PROBLEM: Macrophage colony-stimulating factor (M-CSF) is considered an essential cytokine for placental growth and maintenance. We evaluated whether M-CSF levels in the placenta and blood in preeclampsia differed from those in normal pregnancies.
METHOD OF STUDY: The subjects were 37 pregnant women carrying single fetuses, of whom 19 were women with normal pregnancies and 18 were women with preeclampsia. Their average gestational age at entry was 38 weeks of gestation. Blood was collected before the onset of labor, and separated serum was obtained after centrifugation. A tissue segment of the placenta was cut immediately after delivery. The frozen placental tissue was placed in a plastic tube containing phosphate-buffered saline. The tissue was fully homogenized and then centrifuged. Separated supernatant was used for subsequent determination. M-CSF levels in separated serum were measured, and M-CSF and total protein (TP) levels in separated supernatant were also measured.

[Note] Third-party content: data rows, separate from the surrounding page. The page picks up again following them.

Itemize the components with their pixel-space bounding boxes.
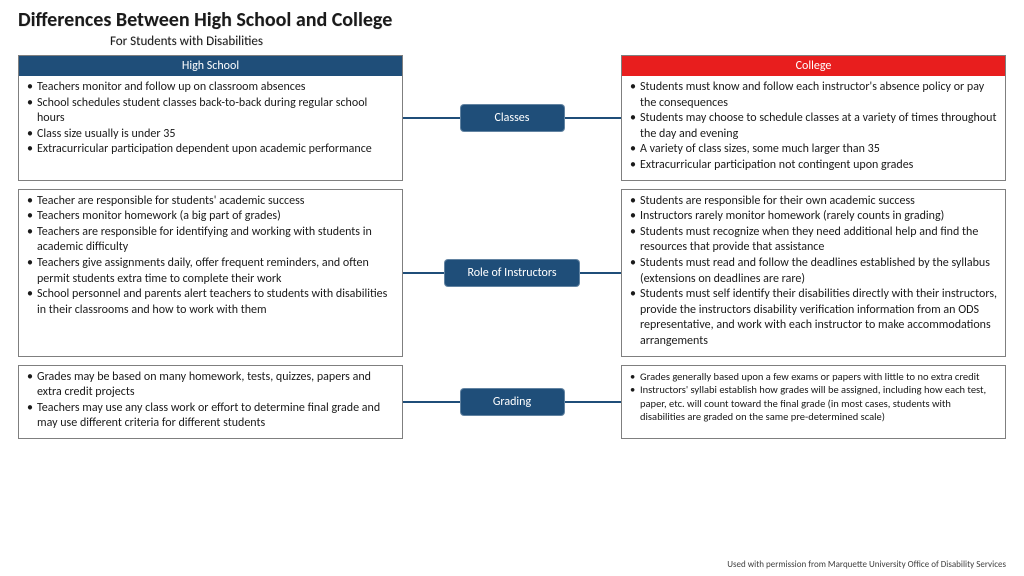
college-box: Students are responsible for their own a… (621, 189, 1006, 357)
category-badge: Role of Instructors (444, 259, 579, 287)
list-item: Instructors rarely monitor homework (rar… (630, 209, 997, 225)
list-item: School personnel and parents alert teach… (27, 287, 394, 318)
high-school-box: Teacher are responsible for students' ac… (18, 189, 403, 357)
list-item: Grades generally based upon a few exams … (630, 370, 997, 384)
list-item: Students must read and follow the deadli… (630, 256, 997, 287)
list-item: A variety of class sizes, some much larg… (630, 142, 997, 158)
category-connector: Grading (403, 365, 621, 439)
high-school-box: Grades may be based on many homework, te… (18, 365, 403, 439)
page-title: Differences Between High School and Coll… (0, 0, 1024, 34)
attribution-text: Used with permission from Marquette Univ… (727, 559, 1006, 570)
category-connector: Classes (403, 55, 621, 181)
list-item: Students may choose to schedule classes … (630, 111, 997, 142)
list-item: Students must recognize when they need a… (630, 225, 997, 256)
list-item: School schedules student classes back-to… (27, 96, 394, 127)
comparison-row: Grades may be based on many homework, te… (18, 365, 1006, 439)
list-item: Extracurricular participation not contin… (630, 158, 997, 174)
high-school-header: High School (19, 56, 402, 76)
high-school-box: High School Teachers monitor and follow u… (18, 55, 403, 181)
college-header: College (622, 56, 1005, 76)
list-item: Teachers may use any class work or effor… (27, 401, 394, 432)
category-badge: Classes (460, 104, 565, 132)
list-item: Students are responsible for their own a… (630, 194, 997, 210)
list-item: Class size usually is under 35 (27, 127, 394, 143)
list-item: Teachers monitor and follow up on classr… (27, 80, 394, 96)
category-connector: Role of Instructors (403, 189, 621, 357)
list-item: Grades may be based on many homework, te… (27, 370, 394, 401)
comparison-row: Teacher are responsible for students' ac… (18, 189, 1006, 357)
list-item: Teachers monitor homework (a big part of… (27, 209, 394, 225)
list-item: Teachers are responsible for identifying… (27, 225, 394, 256)
page-subtitle: For Students with Disabilities (0, 34, 1024, 55)
list-item: Extracurricular participation dependent … (27, 142, 394, 158)
category-badge: Grading (460, 388, 565, 416)
list-item: Teacher are responsible for students' ac… (27, 194, 394, 210)
list-item: Instructors' syllabi establish how grade… (630, 383, 997, 424)
list-item: Teachers give assignments daily, offer f… (27, 256, 394, 287)
college-box: College Students must know and follow eac… (621, 55, 1006, 181)
comparison-grid: High School Teachers monitor and follow u… (0, 55, 1024, 439)
college-box: Grades generally based upon a few exams … (621, 365, 1006, 439)
list-item: Students must self identify their disabi… (630, 287, 997, 349)
list-item: Students must know and follow each instr… (630, 80, 997, 111)
comparison-row: High School Teachers monitor and follow u… (18, 55, 1006, 181)
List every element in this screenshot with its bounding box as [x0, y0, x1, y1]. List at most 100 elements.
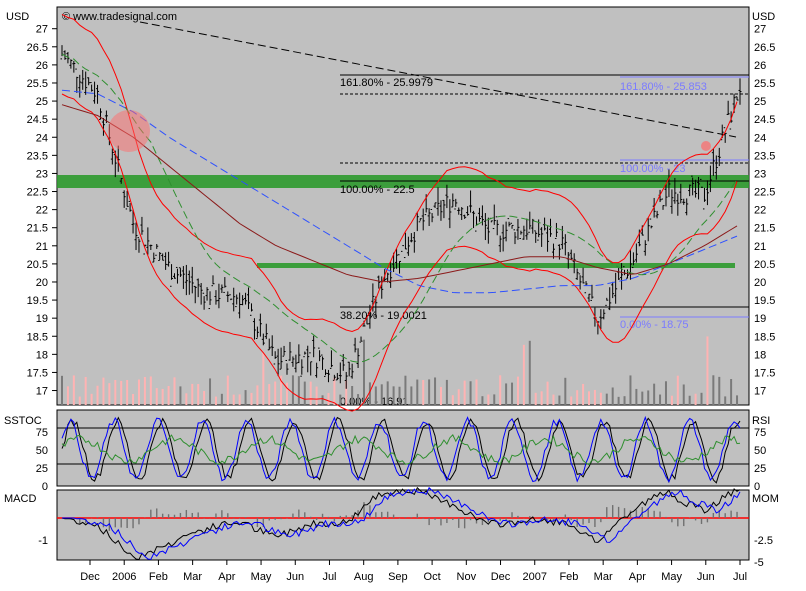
- time-axis-label: 2006: [112, 571, 136, 583]
- volume-bar: [220, 393, 223, 405]
- macd-histogram-bar: [730, 510, 732, 518]
- rsi-line: [61, 434, 741, 466]
- volume-bar: [570, 396, 573, 405]
- volume-bar: [351, 386, 354, 405]
- volume-bar: [487, 394, 490, 405]
- sstoc-line: [61, 416, 741, 484]
- volume-bar: [357, 394, 360, 405]
- volume-bar: [191, 383, 194, 405]
- macd-histogram-bar: [333, 518, 336, 522]
- time-axis-label: May: [251, 571, 272, 583]
- volume-bar: [108, 383, 111, 405]
- volume-bar: [303, 381, 306, 405]
- macd-histogram-bar: [594, 518, 596, 527]
- macd-histogram-bar: [422, 518, 424, 519]
- price-tick-label-right: 26: [754, 60, 766, 72]
- time-axis-label: Oct: [424, 571, 441, 583]
- price-bars: [60, 45, 742, 389]
- macd-histogram-bar: [339, 515, 342, 518]
- price-tick-label-right: 17.5: [754, 367, 775, 379]
- volume-bar: [291, 375, 294, 405]
- macd-histogram-bar: [114, 518, 116, 528]
- price-tick-label-left: 21: [36, 241, 48, 253]
- volume-bar: [333, 377, 336, 405]
- price-tick-label-right: 20.5: [754, 259, 775, 271]
- macd-histogram-bar: [96, 517, 99, 518]
- macd-histogram-bar: [298, 509, 300, 518]
- macd-histogram-bar: [274, 518, 276, 520]
- fib-label-382: 38.20% - 19.0021: [340, 310, 427, 322]
- volume-bar: [516, 376, 519, 405]
- price-tick-label-left: 20.5: [27, 259, 48, 271]
- macd-histogram-bar: [138, 518, 140, 525]
- oscillator-y-axis: 75 75 50 50 25 25 0 0: [36, 427, 767, 493]
- macd-histogram-bar: [481, 518, 484, 526]
- volume-bar: [197, 384, 200, 405]
- sstoc-signal-line: [61, 415, 741, 483]
- macd-histogram-bar: [653, 510, 655, 518]
- volume-bar: [321, 395, 324, 405]
- volume-bar: [309, 381, 312, 405]
- highlight-circle-small: [701, 141, 711, 151]
- volume-bar: [629, 375, 632, 405]
- osc-tick-label-left: 50: [36, 445, 48, 457]
- volume-bar: [114, 379, 117, 405]
- macd-histogram-bar: [416, 513, 418, 518]
- volume-bar: [244, 390, 247, 405]
- macd-histogram-bar: [588, 518, 590, 524]
- volume-bar: [143, 377, 146, 405]
- macd-histogram-bar: [505, 518, 507, 521]
- macd-histogram-bar: [73, 518, 75, 520]
- price-tick-label-left: 26: [36, 60, 48, 72]
- volume-bar: [84, 376, 87, 405]
- fib-label-000: 0.00% - 16.91: [340, 396, 409, 408]
- osc-tick-label-left: 0: [42, 481, 48, 493]
- volume-bar: [599, 392, 602, 405]
- macd-histogram-bar: [221, 510, 223, 518]
- volume-bar: [179, 386, 182, 405]
- volume-bar: [700, 392, 703, 405]
- volume-bar: [712, 375, 715, 405]
- price-tick-label-right: 18: [754, 349, 766, 361]
- time-axis-label: Sep: [388, 571, 408, 583]
- price-tick-label-right: 23: [754, 168, 766, 180]
- volume-bar: [724, 396, 727, 405]
- macd-histogram-bar: [386, 511, 389, 518]
- macd-histogram-bar: [197, 512, 199, 518]
- volume-bar: [457, 389, 460, 405]
- price-tick-label-left: 18: [36, 349, 48, 361]
- osc-tick-label-left: 25: [36, 463, 48, 475]
- bollinger-lower-line: [61, 93, 738, 412]
- macd-histogram-bar: [712, 512, 715, 518]
- volume-bar: [345, 380, 348, 405]
- price-tick-label-right: 24: [754, 132, 766, 144]
- macd-histogram-bar: [357, 510, 359, 518]
- price-tick-label-right: 23.5: [754, 150, 775, 162]
- mom-label: MOM: [752, 493, 779, 505]
- volume-bar: [534, 392, 537, 405]
- time-axis-label: Jul: [733, 571, 747, 583]
- volume-bar: [386, 381, 389, 405]
- moving-average-brown-line: [61, 104, 738, 283]
- price-tick-label-left: 22: [36, 205, 48, 217]
- price-tick-label-right: 18.5: [754, 331, 775, 343]
- price-tick-label-left: 19: [36, 313, 48, 325]
- macd-histogram-bar: [635, 509, 638, 518]
- support-zone-lower: [257, 263, 735, 268]
- macd-histogram-bar: [475, 518, 478, 524]
- macd-histogram-bar: [617, 506, 620, 518]
- price-panel: [56, 6, 750, 406]
- macd-histogram-bar: [268, 518, 270, 521]
- macd-histogram-bar: [321, 513, 324, 518]
- time-axis-label: Jun: [286, 571, 304, 583]
- volume-bar: [664, 381, 667, 405]
- price-tick-label-right: 24.5: [754, 114, 775, 126]
- macd-histogram-bar: [665, 516, 667, 518]
- volume-bar: [137, 379, 140, 405]
- volume-bar: [641, 391, 644, 405]
- macd-histogram-bar: [262, 518, 265, 527]
- price-tick-label-right: 25: [754, 96, 766, 108]
- macd-histogram-bar: [280, 518, 282, 520]
- time-axis-label: May: [661, 571, 682, 583]
- macd-histogram-bar: [517, 515, 519, 518]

RESULTS: Both M-CSF/TP levels in the placenta and M-CSF levels in blood were significantly higher (P < 0.05–0.01) in preeclampsia than in normal pregnancies.
CONCLUSIONS: This is the first report concerning high placenta levels of M-CSF/TP in preeclampsia. Increased M-CSF in the placenta supports the hypothesis that immunological abnormalities contribute to the etiology of preeclampsia.